Aging is a complex continuous multifactorial process leading to loss of function and crystalizing into the many age-related diseases. Here, we explore the arguments for classifying aging as a disease in the context of the upcoming World Health Organization's (WHO)'s 11th International Statistical Classification of Diseases and Related Health Problems (ICD-11), expected to be finalized in 2018. We hypothesize that classifying aging as a disease will result in new approaches and business models for addressing aging as a treatable condition, which will lead to both economic and healthcare benefits for all stakeholders. Classification of aging as a disease may lead to more efficient allocation of resources by enabling funding bodies and other stakeholders to use quality-adjusted life years (QALYs) and healthy-years equivalent (HYE) as metrics when evaluating both research and clinical programs. We propose forming a Task Force to interface the WHO in order to develop a multidisciplinary framework for classifying aging as a disease

The recognition of a condition or a chronic process as a disease is an important milestone for the pharmaceutical industry, academic community, healthcare and insurance companies, policy makers,and individual, as the presence of a condition in disease nomenclature and classification greatly impacts the way it is treated, researched and reimbursed. However, achieving a satisfactory definition of disease is challenging, primarily due to the vague definitions of the state of health and disease.

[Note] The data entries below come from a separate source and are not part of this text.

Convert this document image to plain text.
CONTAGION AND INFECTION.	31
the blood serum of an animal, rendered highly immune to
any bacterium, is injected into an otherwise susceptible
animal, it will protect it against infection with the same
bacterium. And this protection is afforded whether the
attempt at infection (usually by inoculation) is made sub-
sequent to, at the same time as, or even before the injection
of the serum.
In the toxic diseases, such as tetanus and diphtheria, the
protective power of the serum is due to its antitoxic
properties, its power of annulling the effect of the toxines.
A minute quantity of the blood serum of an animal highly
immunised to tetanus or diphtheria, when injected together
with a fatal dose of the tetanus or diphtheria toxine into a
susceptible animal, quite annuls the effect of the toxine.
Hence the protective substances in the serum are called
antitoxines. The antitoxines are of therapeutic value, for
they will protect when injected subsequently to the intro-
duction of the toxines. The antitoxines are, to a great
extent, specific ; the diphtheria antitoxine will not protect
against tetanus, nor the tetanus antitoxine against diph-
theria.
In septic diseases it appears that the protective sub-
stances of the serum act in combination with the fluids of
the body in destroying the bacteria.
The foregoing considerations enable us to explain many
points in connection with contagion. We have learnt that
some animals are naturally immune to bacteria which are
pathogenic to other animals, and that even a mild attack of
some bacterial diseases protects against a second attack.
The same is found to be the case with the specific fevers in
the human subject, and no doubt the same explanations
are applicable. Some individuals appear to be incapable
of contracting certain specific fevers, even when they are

Despite the growing abundance of biomarkers of aging, classifying aging as a disease will be challenging due to the absence of the "ideal norm." Despite significant effort from the academic and industry communities, sarcopenia is still not classified as a disease despite clear clinical and molecular representation and similarity with premature musculoskeletal aging and myotonic disorders. One approach to address this challenge is to assume an "ideal" disease-free physiological state at a certain age, for example, 25 years of age, and develop a set of interventions to keep the patients as close to that state as possible. Considering the WHO definition of health, it may be possible to agree on the optimal set of biomarkers that would be characteristic to the "state of complete physical, mental and social well-being, not merely the absence of infirmity" and agree on the physiological threshold after which the net totality of deviation of these biomarkers from norm can be considered a disease.